Countries that have a hard time keeping corruption at bay are also the ones that have been hit hardest by the European debt crisis. The correlation was uncovered in a new report by graft watchdog Transparency International.
The report points to the fact that crisis-hit countries such as Greece, Spain and Portugal also feature some of the highest levels of corruption in Western Europe.
“A number of countries in southern Europe – Greece, Italy, Portugal, Spain – are shown to have serious deficits in public sector accountability and deep-rooted problems of inefficiency, malpractice and corruption, which are neither sufficiently controlled nor sanctioned,” the report reads. “The links between corruption and the ongoing financial and fiscal crisis in these countries can no longer be ignored.”
Greece, the country where the Eurozone debt crisis started and which is still struggling to find a viable solution for its economic woes, scored the top spot in terms of prevalence of bribery.
Finn Heinrich, Transparency International’s research director, noted that there was a widespread practice of paying an official to “knock a zero off someone’s tax bill or to speed up health care” in Greece.
“But as well as front-line bribery there’s also bribery on a grand scale, such as with public procurement, and the oversight of public spending is too weak,” he noted, as quoted by The Wall Street Journal.
The report also found fault with the auditing institutions of Greece, Portugal and Spain. The independence of Greece’s Court of Audit was called into question, as it was accountable to the government and not the parliament as in most countries.
The findings of the report also support the fact that Western Europe is divided between north and south in terms of corruption and fiscal problems.
“When it comes to Western Europe, there is clearly a North-South divide here,” Heinrich noted.
This is very much in line with a recent pan-European poll. It showed that 98 per cent of Greeks believe corruption to be a major problem, compared to just 19 per cent of Danes.
Eastern Europe is also a cause for major concern, where “high-profile scandals involving public procurement continue to occur.” The problem is most severe in Bulgaria, the Czech Republic, Romania and Slovakia, where many managers believe they have to resort to graft, kickbacks or other incentives to obtain a public contract.
Overall, the report’s conclusions aren’t mollifying.
“Across Europe, many of the institutions that define a democracy and enable a country to stop corruption are weaker than often assumed,” Transparency International’s managing director Cobus de Swardt said in a statement. “This report raises troubling issues at a time when transparent leadership is needed as Europe tries to resolve its economic crisis.”

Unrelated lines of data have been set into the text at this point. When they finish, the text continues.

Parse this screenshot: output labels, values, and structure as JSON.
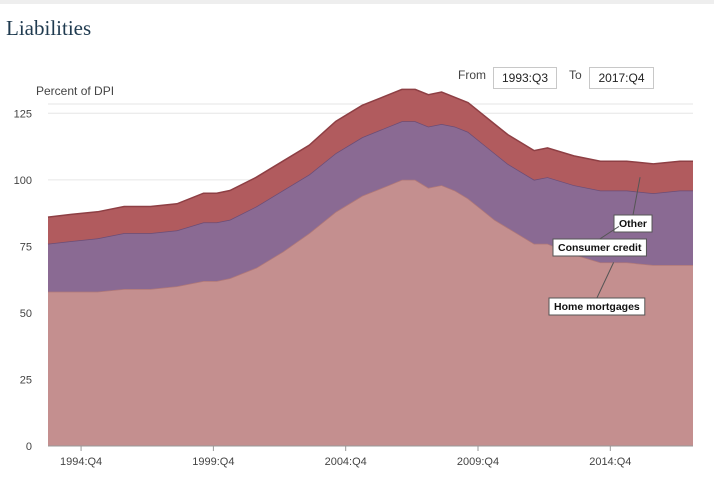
{
  "page": {
    "title": "Liabilities"
  },
  "range": {
    "from_label": "From",
    "from_value": "1993:Q3",
    "to_label": "To",
    "to_value": "2017:Q4"
  },
  "colors": {
    "home_mortgages": "#c48f8f",
    "consumer_credit": "#8a6a93",
    "other": "#b15b5e",
    "grid": "#e6e6e6"
  },
  "chart_data": {
    "type": "area",
    "stacked": true,
    "title": "Liabilities",
    "ylabel": "Percent of DPI",
    "xlabel": "",
    "ylim": [
      0,
      130
    ],
    "yticks": [
      0,
      25,
      50,
      75,
      100,
      125
    ],
    "x_start": 1993.625,
    "x_end": 2018.0,
    "xticks": [
      {
        "label": "1994:Q4",
        "value": 1994.875
      },
      {
        "label": "1999:Q4",
        "value": 1999.875
      },
      {
        "label": "2004:Q4",
        "value": 2004.875
      },
      {
        "label": "2009:Q4",
        "value": 2009.875
      },
      {
        "label": "2014:Q4",
        "value": 2014.875
      }
    ],
    "x": [
      1993.625,
      1994.5,
      1995.5,
      1996.5,
      1997.5,
      1998.5,
      1999.5,
      2000.0,
      2000.5,
      2001.5,
      2002.5,
      2003.5,
      2004.5,
      2005.5,
      2006.5,
      2007.0,
      2007.5,
      2008.0,
      2008.5,
      2009.0,
      2009.5,
      2010.0,
      2010.5,
      2011.0,
      2011.5,
      2012.0,
      2012.5,
      2013.5,
      2014.5,
      2015.5,
      2016.5,
      2017.5,
      2018.0
    ],
    "series": [
      {
        "name": "Home mortgages",
        "values": [
          58,
          58,
          58,
          59,
          59,
          60,
          62,
          62,
          63,
          67,
          73,
          80,
          88,
          94,
          98,
          100,
          100,
          97,
          98,
          96,
          93,
          89,
          85,
          82,
          79,
          76,
          76,
          72,
          69,
          69,
          68,
          68,
          68
        ]
      },
      {
        "name": "Consumer credit",
        "values": [
          18,
          19,
          20,
          21,
          21,
          21,
          22,
          22,
          22,
          23,
          23,
          22,
          22,
          22,
          22,
          22,
          22,
          23,
          23,
          24,
          25,
          25,
          25,
          24,
          24,
          24,
          25,
          26,
          27,
          27,
          27,
          28,
          28
        ]
      },
      {
        "name": "Other",
        "values": [
          10,
          10,
          10,
          10,
          10,
          10,
          11,
          11,
          11,
          11,
          11,
          11,
          12,
          12,
          12,
          12,
          12,
          12,
          12,
          11,
          11,
          11,
          11,
          11,
          11,
          11,
          11,
          11,
          11,
          11,
          11,
          11,
          11
        ]
      }
    ],
    "annotations": [
      {
        "label": "Other",
        "series": "Other"
      },
      {
        "label": "Consumer credit",
        "series": "Consumer credit"
      },
      {
        "label": "Home mortgages",
        "series": "Home mortgages"
      }
    ]
  }
}
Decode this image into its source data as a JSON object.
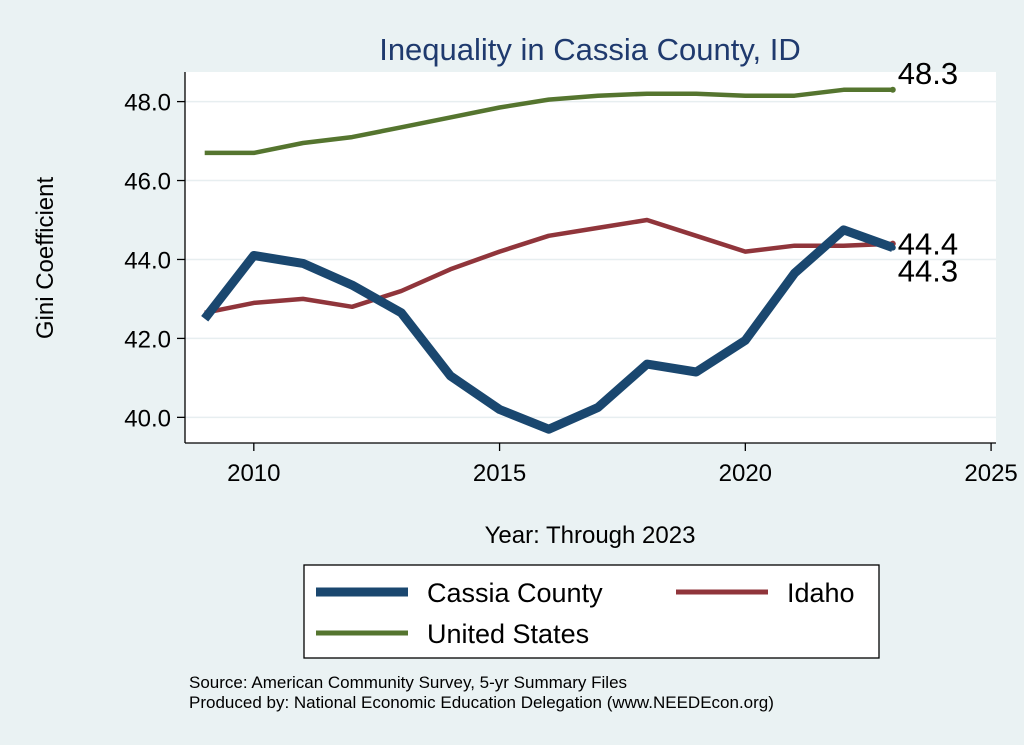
{
  "chart_data": {
    "type": "line",
    "title": "Inequality in Cassia County, ID",
    "xlabel": "Year: Through 2023",
    "ylabel": "Gini Coefficient",
    "xlim": [
      2008.6,
      2025.1
    ],
    "ylim": [
      39.35,
      48.75
    ],
    "x_ticks": [
      2010,
      2015,
      2020,
      2025
    ],
    "y_ticks": [
      40.0,
      42.0,
      44.0,
      46.0,
      48.0
    ],
    "x": [
      2009,
      2010,
      2011,
      2012,
      2013,
      2014,
      2015,
      2016,
      2017,
      2018,
      2019,
      2020,
      2021,
      2022,
      2023
    ],
    "series": [
      {
        "name": "Cassia County",
        "color": "#1a476f",
        "values": [
          42.5,
          44.1,
          43.9,
          43.35,
          42.65,
          41.05,
          40.2,
          39.7,
          40.25,
          41.35,
          41.15,
          41.95,
          43.65,
          44.75,
          44.3
        ],
        "end_label": "44.3"
      },
      {
        "name": "Idaho",
        "color": "#90353b",
        "values": [
          42.65,
          42.9,
          43.0,
          42.8,
          43.2,
          43.75,
          44.2,
          44.6,
          44.8,
          45.0,
          44.6,
          44.2,
          44.35,
          44.35,
          44.4
        ],
        "end_label": "44.4"
      },
      {
        "name": "United States",
        "color": "#55752f",
        "values": [
          46.7,
          46.7,
          46.95,
          47.1,
          47.35,
          47.6,
          47.85,
          48.05,
          48.15,
          48.2,
          48.2,
          48.15,
          48.15,
          48.3,
          48.3
        ],
        "end_label": "48.3"
      }
    ],
    "legend": {
      "position": "bottom",
      "items": [
        "Cassia County",
        "Idaho",
        "United States"
      ]
    },
    "grid": true
  },
  "source_lines": [
    "Source: American Community Survey, 5-yr Summary Files",
    "Produced by: National Economic Education Delegation (www.NEEDEcon.org)"
  ]
}
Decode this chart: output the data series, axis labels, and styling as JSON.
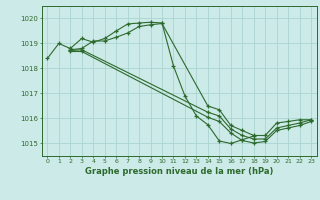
{
  "title": "Graphe pression niveau de la mer (hPa)",
  "background_color": "#cceae7",
  "grid_color": "#aad4d0",
  "line_color": "#2d6a2d",
  "border_color": "#2d6a2d",
  "xlim": [
    -0.5,
    23.5
  ],
  "ylim": [
    1014.5,
    1020.5
  ],
  "yticks": [
    1015,
    1016,
    1017,
    1018,
    1019,
    1020
  ],
  "xticks": [
    0,
    1,
    2,
    3,
    4,
    5,
    6,
    7,
    8,
    9,
    10,
    11,
    12,
    13,
    14,
    15,
    16,
    17,
    18,
    19,
    20,
    21,
    22,
    23
  ],
  "xtick_labels": [
    "0",
    "1",
    "2",
    "3",
    "4",
    "5",
    "6",
    "7",
    "8",
    "9",
    "10",
    "11",
    "12",
    "13",
    "14",
    "15",
    "16",
    "17",
    "18",
    "19",
    "20",
    "21",
    "22",
    "23"
  ],
  "series": [
    {
      "x": [
        0,
        1,
        2,
        3,
        4,
        5,
        6,
        7,
        8,
        9,
        10,
        11,
        12,
        13,
        14,
        15,
        16,
        17,
        18
      ],
      "y": [
        1018.4,
        1019.0,
        1018.8,
        1019.2,
        1019.05,
        1019.2,
        1019.5,
        1019.78,
        1019.82,
        1019.85,
        1019.82,
        1018.1,
        1016.9,
        1016.1,
        1015.75,
        1015.1,
        1015.0,
        1015.15,
        1015.3
      ]
    },
    {
      "x": [
        2,
        3,
        4,
        5,
        6,
        7,
        8,
        9,
        10,
        14,
        15,
        16,
        17,
        18,
        19,
        20,
        21,
        22,
        23
      ],
      "y": [
        1018.75,
        1018.8,
        1019.1,
        1019.1,
        1019.25,
        1019.42,
        1019.68,
        1019.75,
        1019.8,
        1016.5,
        1016.35,
        1015.72,
        1015.52,
        1015.32,
        1015.32,
        1015.82,
        1015.88,
        1015.95,
        1015.95
      ]
    },
    {
      "x": [
        2,
        3,
        14,
        15,
        16,
        17,
        18,
        19,
        20,
        21,
        22,
        23
      ],
      "y": [
        1018.72,
        1018.75,
        1016.25,
        1016.1,
        1015.58,
        1015.32,
        1015.18,
        1015.18,
        1015.62,
        1015.72,
        1015.82,
        1015.95
      ]
    },
    {
      "x": [
        2,
        3,
        14,
        15,
        16,
        17,
        18,
        19,
        20,
        21,
        22,
        23
      ],
      "y": [
        1018.68,
        1018.68,
        1016.05,
        1015.88,
        1015.42,
        1015.12,
        1015.02,
        1015.08,
        1015.52,
        1015.62,
        1015.72,
        1015.88
      ]
    }
  ]
}
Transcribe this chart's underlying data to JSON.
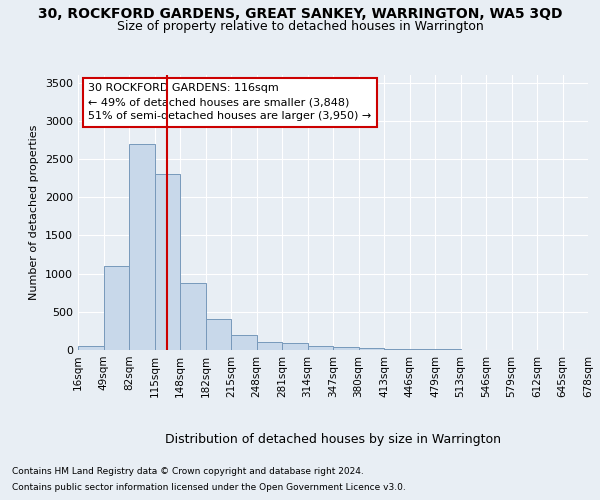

In Italy, the economic crisis has spelled prosperity for the mafia, with reports of money laundering rising by 147 per cent in the past two tumultuous years, the deputy director of the Bank of Italy said in a testimony to parliament.
Many of the cases of suspicious transactions involved people linked to the mafia, with a quarter of those reported in the north of the country, an area that has historically been outside the mafia’s grip.
“Money laundering is anti-cyclical, and so it increases in times of crisis,” Anna Maria Tarantola noted to parliament.
The explanation for the phenomenon is fairly simple. Banks fall short on cash in times of crisis, and so criminal networks step in with investments into the real economy.
In fact, organized crime generated a total income of 140 billion euros, or seven per cent of the country’s GDP, and had more cash on hand than any of the country’s banks, a January report by anti-crime group SOS Impresa stated.
Alberto Mingardi, the director-general of the Bruno Leone Institute, an economic think-tank, believes the mafia’s grip on the economy is pretty firm.
“One thing you can see is the grip of [the] mafia on the Italian economy is particularly strong now because the mafia has cash,” he noted to RT. “And you’ve got plenty of small business, especially in the south and the center of the country that are running short of cash and have some kind of relationship with the mafia because they were forced for many years to buy protection from the mafia. They may turn to the mafia as investors in their capital; they may go into the black sector for getting money they cannot get out of the official banking sector. This is very troublesome.”
Mingardi suggested the government should take notice of the problem, and reduce taxation, so as to make more legitimate money available to Italian businesses in order to reduce their reliance on borrowing from the mafia.